Не выпуская инициативу из рук, я поведал Марице о якобы давно вынашиваемой мной идее создания фермы по выращиванию бук. Пресекая удивленные возгласы, я торопливо рассказал о значительных достижениях в области дрессировки этих забавных животных и неоценимой помощи обученных бук в повседневной жизнедеятельности человека. Я предложил поставлять наших с ней бук в другие семьи и обменивать их на всяческие полезные вещи, недоступные людям Водопада. Вещая всю эту белиберду, я тихонько прикалывался сам над собой. Да кому они нужны, эти буки? Их в каждой заброшенной пещере пруд пруди.
“…сторожевая бука, бука-землекоп, бука для удовольствий. Да, кстати, у меня таких целых три. Заходи, подарю….”
С ума сойти. Скок — фермер, воспитатель бук. В какой-то момент, решив, что могу зайти слишком далеко и стану совсем похож на идиота, я замолчал и вопросительно взглянул на Марицу. Она закрыла рот, сглотнула слюну, засунула свои глаза обратно и спросила:
— И что, вот так, выстроившись крестом, они могут еще и ходить?
— Пойдем, покажу, — я галантно указал в сторону своей норы.
— Увы, увы, — горестно вздохнула Марица и печально посмотрев мне в глаза, тихо произнесла, — никак не могу, я сегодня вечером занята.

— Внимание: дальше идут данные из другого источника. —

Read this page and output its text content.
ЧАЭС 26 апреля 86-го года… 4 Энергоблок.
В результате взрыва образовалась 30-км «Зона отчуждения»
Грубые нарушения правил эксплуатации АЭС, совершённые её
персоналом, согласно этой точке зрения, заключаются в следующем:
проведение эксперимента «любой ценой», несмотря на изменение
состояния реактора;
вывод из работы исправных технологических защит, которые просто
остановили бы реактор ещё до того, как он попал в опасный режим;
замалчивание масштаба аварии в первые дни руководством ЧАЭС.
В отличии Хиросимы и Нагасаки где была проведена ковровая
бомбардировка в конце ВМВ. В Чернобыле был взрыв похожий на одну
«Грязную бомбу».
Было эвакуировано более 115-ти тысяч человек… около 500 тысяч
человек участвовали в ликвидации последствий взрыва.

Она сказала это так, так…что я все понял без объяснений. Она бы и рада, давно мечтает, все что угодно, но… Но не свободна она, не свободна. Этот старый засранец совсем заездил бедную девочку. Нужно время, чтобы хоть на вечер освободиться от него. И я решил ждать.
Каждый день я придумывал ей все новые и новые фантастические способности бук, расширял горизонты их применения и увеличивал размеры ожидаемой прибыли от моей затеи. По молчаливому согласию, мы стали играть в исключительно деловые отношения. Каждый раз я настойчиво предлагал ей зайти ко мне и самой убедиться в чудесных свойствах бук, но Марица, ссылаясь на занятость, отказывалась. Пару раз за разговорами я как бы случайно приводил ее к своей норе, но в последний момент она вырывалась, говорила, прости, и удалялась. Я с нетерпением ждал, когда же ей наконец опротивеют мои рассказы о буках и она, вновь услышав о них, прошипит: “Ну пошли, пошли, посмотрим на них”, и потащит меня в нору. И вот на шестой день так и произошло. Ну почти так. Я встретил ее вечером, выходящей из Зала Совета, поздоровался и, как обычно, начал давить:
— Представляешь, что я еще придумал? Если взять буку и…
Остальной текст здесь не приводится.